York South-Weston Tenant Union organizer Bruno Dobrusin said support for their rent strike has been "overwhelming." Not only are people paying attention, but he said they're interested in learning how to organize themselves.
"It's a hopeful sign that people are rising up and fighting back," said Dobrusin.
"We're seeing that there is more and more demand for broader movements.
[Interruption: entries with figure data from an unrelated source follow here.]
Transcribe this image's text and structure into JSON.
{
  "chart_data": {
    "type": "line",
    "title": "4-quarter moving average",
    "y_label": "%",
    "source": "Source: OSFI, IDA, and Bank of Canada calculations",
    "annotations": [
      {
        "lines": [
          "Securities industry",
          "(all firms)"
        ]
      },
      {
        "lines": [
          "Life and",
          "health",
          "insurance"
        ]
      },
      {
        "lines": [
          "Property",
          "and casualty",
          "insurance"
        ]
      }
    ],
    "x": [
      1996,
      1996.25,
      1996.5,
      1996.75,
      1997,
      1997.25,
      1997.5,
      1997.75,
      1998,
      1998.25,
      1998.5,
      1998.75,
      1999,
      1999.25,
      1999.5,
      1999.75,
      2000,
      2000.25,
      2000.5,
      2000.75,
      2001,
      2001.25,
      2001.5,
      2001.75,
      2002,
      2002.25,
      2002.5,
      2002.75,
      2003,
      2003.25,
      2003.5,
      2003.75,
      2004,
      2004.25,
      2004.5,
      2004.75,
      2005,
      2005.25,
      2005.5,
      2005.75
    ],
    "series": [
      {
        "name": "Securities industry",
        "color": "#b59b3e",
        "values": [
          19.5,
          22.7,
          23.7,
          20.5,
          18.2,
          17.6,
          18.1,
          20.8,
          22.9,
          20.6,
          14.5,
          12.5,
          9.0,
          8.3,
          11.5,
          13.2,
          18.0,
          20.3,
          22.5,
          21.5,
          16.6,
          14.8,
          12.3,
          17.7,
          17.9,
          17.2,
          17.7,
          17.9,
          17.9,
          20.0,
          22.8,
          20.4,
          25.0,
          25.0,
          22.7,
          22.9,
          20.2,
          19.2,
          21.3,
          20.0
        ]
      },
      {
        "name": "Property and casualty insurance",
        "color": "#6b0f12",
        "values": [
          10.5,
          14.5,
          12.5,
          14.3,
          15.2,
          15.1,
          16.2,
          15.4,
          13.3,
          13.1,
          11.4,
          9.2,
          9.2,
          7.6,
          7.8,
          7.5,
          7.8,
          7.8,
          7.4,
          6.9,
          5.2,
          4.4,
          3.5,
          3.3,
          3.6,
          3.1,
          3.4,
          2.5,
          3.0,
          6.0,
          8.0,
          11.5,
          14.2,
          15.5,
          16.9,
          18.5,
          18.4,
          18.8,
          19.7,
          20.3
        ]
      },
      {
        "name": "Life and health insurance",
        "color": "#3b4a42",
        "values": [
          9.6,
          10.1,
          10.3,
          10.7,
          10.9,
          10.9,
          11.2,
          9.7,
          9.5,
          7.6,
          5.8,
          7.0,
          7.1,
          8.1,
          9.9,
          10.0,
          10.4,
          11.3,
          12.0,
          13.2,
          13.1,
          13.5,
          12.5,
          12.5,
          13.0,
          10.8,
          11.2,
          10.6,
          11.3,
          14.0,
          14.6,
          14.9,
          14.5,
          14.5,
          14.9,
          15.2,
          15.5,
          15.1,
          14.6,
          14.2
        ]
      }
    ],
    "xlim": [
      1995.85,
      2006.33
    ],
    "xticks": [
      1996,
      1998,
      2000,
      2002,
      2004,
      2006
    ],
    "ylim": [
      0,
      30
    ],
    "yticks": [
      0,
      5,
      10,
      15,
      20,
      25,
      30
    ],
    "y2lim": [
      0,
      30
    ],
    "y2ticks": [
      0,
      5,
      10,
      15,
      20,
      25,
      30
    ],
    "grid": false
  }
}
But provincially or nationally, the question now is how can we support each other?"
Advocates like Dobrusin say Canadians shut out of the country's tight housing market may be more likely to consider organizing as a way to push for solutions to the housing crisis.
While they say there's an appetite for change that can make way for a widespread movement aimed at creating more affordable and accessible housing, there's enough obstacles facing both organizers and residents to keep it from getting off the ground.
"Folks are seeing no change, no improvements year after year," said Ricardo Tranjan, a political economist at the Canadian Centre for Policy Alternatives, a research group based in Ottawa.
Rents have been steadily increasing nationally since 2021 and hit a record-high last month. According to real estate research firm Urbanation, average asking rents nationally sat at $2,042 in June, passing the previous record set in November 2022.
"I think folks are starting to be more open to the notion that the missing link is not ideas, the missing link is not technical solutions. The missing link is the political will to make change and … it will require some pressure," Tranjan said.
While discontent may be brewing among precariously housed Canadians, that doesn't mean new homes aren't being built.
Data from the Canada Mortgage and Housing Corporation (CMHC) shows Canada has ramped up construction in recent years, including over 240,000 new home starts in 2022, just slightly down from the record-high 244,000 units started in 2021. Additionally, Statistics Canada data shows that from 2019 to 2021, housing stock growth outpaced population growth in Toronto and Vancouver, two of the hottest markets in the country.
But CMHC has said at the current pace of construction, Canada is still short on supply. It projects almost 2.3 million housing units will be added to the market by 2030, bringing the country's total housing stock to 19 million — but that's 3.5 million units short of achieving "housing affordability for everyone living in Canada," the CMHC said.
Mary Rowe, president and CEO of the Canadian Urban Institute research group, said it's not necessarily how many units are being built, it's about what kind, and where.
"The pattern of development has gone where the highest rate of return is," said Rowe, pointing to a push toward single-family and detached homes when private developer housing took off. That mainly started after the federal government ended programs geared toward social housing in the 1990s.